Farage has pledged to cut net migration to 50,000 – a big drop from 226,000, the figure for the year ending March 2019.
She hopes her contacts in Canary Wharf and that her business savvy will help her win the constituency has been held by the Labour Party for a hundred years.
She runs Super-in, her Cayman Islands-listed company that markets British heritage brands in China.
Even though hers is one of the hardest election fights, she says she has 30 people in her team, including three Chinese, two Italians and one French. She has also hired a public relations specialist, a former Sunday Times journalist.
Cui says the local area needs investment.
“I know all the CEOS here to put money in a venture capital fund.

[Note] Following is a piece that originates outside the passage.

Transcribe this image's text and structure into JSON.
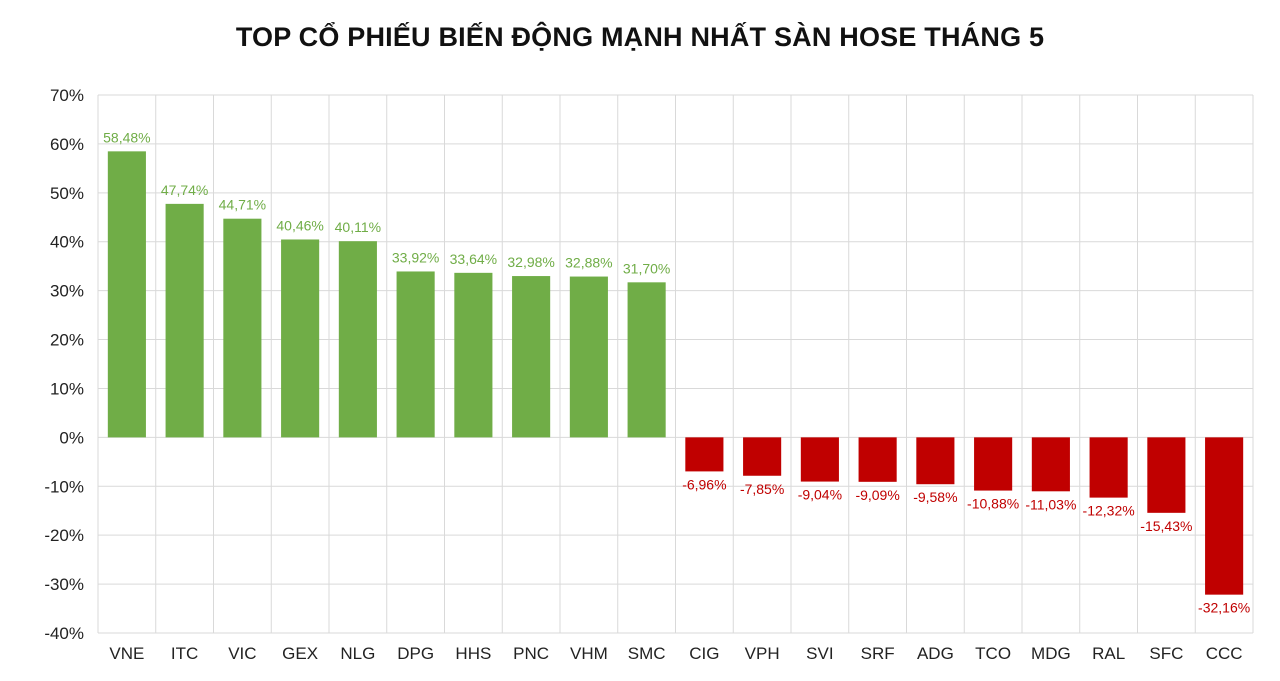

I also plan to bring investment from China,” she said.
“I am the only one of the six candidates in this constituency who could knock on the door of the boss at HSBC and he will give me at least 10 minutes.”
Cui said she could never be in the Conservative Party.
“I like honesty too much to be a Tory, I like to stay true to myself,” she said.
And what about Farage’s close ties to US President Donald Trump?
“I love both Farage and Trump very much,” she said. “A lot of people in China love Trump because he’s a no-nonsense businessman.”
There are only two Chinese heritage candidates on the left, Emma Chan, a doctor specialising in sexual health standing for the Green Party in Tottenham, north London, another Labour stronghold, and Labour’s Sarah Owen, a trade unionist who is standing in Luton North, a car manufacturing town north of London that has seen considerable economic decline over the past few years.
It is the second time Owen, a trade unionist, has stood as an MP and is expected to win. But because of the loss of jobs at Vauxhall to mainland Europe, the town voted heavily to leave the EU and she cannot afford to be complacent.
Members of the Chinese diaspora account for around 4 per cent of the population in her constituency and could help. But as she said: “there are so many different voices and opinions in our community”.
Owen is also chair of the pressure group Chinese for Labour, which is supporting the rights of Hong Kong BN (O) passport holders to come to the UK, but has struggled to have candidates either stand or be selected in the UK general election.
Owen said that many of the members of Chinese for Labour work in the public service, as opposed to business.
She believes Brexit has had a strong impact on the racial climate, witnessed first-hand by her own mother, a Chinese nurse from Malaysia.
“Boris Johnson can say get Brexit done but it’s what comes next that people should be concerned about,” she said.
Her fear is the UK could fall through the cracks of an economic cold war between the US and China “and the people who lose out will be the ordinary workers”.